There are five forms in total, including: Lizard-Man, who can breathe fire; the aforementioned Mouse-Man; Piranha-Man, who can swim effectively; Lion-Man, who is strong and has a wide sword swing arc (which can hit enemies above and below); Hawk-Man, who can fly to places the other forms cannot reach, and Hu-Man, which is Wonder Boy‘s original human form. Initially you can’t change form manually, but this changes when you reach a special room about a third of the way into the game. Once you reach this room you can stand on a platform and choose which form you want to change into.

The kind of weapons and armour you choose to equip are also important. Dragon Mail, for example, might not be as protective as other armour, but it allows you to walk through lava without getting damaged. When you find and equip the Thunder Sabre, this allows you hit and break certain blocks to allow access to otherwise unreachable areas. There’s even a magical sword that allows you to create blocks along certain walls, so that you can make your own platforms. It’s important to experiment with different items to see if they are helpful beyond the obvious.

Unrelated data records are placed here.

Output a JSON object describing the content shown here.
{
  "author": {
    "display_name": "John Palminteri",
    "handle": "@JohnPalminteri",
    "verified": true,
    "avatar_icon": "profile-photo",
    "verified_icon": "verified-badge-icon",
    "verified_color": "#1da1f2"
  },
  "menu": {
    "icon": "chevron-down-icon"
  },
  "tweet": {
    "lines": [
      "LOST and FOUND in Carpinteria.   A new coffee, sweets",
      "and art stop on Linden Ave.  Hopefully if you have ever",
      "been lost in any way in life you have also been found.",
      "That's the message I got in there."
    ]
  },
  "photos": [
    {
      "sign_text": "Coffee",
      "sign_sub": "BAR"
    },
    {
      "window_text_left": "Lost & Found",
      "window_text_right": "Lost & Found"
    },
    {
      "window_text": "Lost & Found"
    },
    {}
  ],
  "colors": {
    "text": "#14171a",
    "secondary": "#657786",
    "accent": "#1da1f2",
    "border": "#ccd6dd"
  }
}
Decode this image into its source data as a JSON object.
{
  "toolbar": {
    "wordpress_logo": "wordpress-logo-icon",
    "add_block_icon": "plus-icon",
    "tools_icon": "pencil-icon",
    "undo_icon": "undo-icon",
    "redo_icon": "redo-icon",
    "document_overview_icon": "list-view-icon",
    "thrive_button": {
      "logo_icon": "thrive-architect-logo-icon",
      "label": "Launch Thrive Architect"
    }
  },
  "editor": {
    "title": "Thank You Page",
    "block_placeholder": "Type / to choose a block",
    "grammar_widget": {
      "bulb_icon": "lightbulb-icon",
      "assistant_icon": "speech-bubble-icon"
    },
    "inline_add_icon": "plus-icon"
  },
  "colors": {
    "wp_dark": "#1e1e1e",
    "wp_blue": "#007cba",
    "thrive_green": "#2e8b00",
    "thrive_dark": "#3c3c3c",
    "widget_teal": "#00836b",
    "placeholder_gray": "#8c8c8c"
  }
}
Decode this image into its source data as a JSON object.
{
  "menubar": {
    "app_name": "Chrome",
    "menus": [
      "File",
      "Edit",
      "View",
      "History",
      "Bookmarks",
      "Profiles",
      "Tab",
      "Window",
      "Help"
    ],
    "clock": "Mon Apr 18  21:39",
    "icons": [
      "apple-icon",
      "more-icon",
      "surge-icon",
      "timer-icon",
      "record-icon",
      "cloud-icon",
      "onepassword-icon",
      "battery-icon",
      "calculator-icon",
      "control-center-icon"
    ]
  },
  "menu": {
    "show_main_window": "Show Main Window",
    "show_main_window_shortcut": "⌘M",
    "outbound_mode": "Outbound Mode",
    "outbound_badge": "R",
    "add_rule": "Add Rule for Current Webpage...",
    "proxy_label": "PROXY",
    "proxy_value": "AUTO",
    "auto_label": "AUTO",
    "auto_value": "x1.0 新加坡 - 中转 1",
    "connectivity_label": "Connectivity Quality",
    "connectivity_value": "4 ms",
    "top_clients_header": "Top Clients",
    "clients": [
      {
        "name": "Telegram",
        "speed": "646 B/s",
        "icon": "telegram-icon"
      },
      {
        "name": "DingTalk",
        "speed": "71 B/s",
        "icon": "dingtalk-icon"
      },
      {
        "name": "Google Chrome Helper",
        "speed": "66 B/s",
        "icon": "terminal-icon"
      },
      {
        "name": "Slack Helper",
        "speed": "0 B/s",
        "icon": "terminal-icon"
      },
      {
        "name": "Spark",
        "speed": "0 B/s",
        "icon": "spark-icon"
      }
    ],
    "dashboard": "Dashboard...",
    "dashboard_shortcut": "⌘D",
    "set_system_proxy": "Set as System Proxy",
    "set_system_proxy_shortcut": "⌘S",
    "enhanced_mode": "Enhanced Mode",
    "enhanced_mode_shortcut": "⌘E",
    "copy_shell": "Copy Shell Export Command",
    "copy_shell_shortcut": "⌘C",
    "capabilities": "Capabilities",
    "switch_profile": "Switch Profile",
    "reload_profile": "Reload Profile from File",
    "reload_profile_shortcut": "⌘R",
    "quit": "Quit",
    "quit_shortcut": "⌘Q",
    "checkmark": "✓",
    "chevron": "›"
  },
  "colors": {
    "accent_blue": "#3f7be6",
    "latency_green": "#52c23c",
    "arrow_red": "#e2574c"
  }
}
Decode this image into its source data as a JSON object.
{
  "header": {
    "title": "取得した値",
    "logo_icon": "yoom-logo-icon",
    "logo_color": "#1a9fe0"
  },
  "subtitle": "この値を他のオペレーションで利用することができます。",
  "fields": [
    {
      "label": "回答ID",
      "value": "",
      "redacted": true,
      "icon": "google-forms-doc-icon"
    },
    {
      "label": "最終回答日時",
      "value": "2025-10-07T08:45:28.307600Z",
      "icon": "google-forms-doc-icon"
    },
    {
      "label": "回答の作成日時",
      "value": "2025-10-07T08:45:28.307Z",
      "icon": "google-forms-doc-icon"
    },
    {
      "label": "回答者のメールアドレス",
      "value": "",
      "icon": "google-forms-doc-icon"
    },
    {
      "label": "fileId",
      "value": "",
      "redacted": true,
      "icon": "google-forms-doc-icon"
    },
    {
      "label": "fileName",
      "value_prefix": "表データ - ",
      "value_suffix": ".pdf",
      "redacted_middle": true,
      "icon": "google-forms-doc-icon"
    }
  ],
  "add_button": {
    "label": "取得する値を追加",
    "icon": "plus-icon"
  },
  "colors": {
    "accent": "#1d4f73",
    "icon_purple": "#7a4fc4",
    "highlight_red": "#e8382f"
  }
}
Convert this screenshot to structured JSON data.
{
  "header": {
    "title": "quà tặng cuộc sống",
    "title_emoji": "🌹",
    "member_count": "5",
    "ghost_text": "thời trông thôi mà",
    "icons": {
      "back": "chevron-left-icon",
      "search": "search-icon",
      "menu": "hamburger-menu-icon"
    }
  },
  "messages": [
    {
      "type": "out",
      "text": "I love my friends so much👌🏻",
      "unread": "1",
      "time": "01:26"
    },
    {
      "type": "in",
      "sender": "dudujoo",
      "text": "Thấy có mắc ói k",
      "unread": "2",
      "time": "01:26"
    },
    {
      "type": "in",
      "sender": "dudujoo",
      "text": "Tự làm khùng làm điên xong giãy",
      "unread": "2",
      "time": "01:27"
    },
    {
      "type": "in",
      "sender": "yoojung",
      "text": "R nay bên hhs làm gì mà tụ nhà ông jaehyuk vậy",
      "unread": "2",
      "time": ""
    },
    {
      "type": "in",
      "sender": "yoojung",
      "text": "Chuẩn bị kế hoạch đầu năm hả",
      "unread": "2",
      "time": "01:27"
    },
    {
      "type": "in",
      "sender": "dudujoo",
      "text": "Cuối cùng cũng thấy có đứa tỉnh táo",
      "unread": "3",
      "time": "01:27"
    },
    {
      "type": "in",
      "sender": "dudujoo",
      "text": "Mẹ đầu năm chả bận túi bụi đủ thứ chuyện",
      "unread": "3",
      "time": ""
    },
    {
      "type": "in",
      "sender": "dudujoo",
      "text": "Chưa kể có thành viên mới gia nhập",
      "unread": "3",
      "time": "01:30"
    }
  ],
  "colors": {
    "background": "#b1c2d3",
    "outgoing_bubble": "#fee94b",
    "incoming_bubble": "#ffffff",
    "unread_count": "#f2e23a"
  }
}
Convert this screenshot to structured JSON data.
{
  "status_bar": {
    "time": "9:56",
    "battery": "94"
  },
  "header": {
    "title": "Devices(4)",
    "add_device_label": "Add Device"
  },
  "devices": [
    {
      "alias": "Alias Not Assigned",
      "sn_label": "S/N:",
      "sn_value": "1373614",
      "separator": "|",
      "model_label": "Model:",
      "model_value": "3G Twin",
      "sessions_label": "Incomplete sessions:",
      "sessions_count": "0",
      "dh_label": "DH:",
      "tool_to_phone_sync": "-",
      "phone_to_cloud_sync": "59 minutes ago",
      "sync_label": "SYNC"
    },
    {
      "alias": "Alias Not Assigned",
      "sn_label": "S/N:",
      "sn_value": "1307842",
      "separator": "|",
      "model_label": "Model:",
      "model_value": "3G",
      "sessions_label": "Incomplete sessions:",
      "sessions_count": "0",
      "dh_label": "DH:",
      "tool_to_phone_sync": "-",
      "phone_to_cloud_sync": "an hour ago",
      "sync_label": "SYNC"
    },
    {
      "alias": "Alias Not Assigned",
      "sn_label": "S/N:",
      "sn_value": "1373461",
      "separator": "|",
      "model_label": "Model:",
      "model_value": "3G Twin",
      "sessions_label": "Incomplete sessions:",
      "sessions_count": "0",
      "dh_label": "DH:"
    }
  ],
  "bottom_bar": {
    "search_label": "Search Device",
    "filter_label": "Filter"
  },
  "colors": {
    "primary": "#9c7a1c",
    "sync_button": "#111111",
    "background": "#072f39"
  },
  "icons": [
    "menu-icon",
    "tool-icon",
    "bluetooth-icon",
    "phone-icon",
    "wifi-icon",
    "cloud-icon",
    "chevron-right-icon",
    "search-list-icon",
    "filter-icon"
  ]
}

Wonder Boy III: The Dragon’s Trap is packed full of secrets, including five hidden boss dragons that can only be accessed by having 99 charm stones and also by knowing where the doors are to open them. The game also has beautiful, colourful, varied graphics; interesting level designs; superb game mechanics, and wonderful, memorable music. It’s challenging, with a well-designed difficulty curve, and is still great fun to play to this day. In my opinion Wonder Boy III: The Dragon’s Trap is the best game on the Master System – it’s a retro-gaming masterpiece.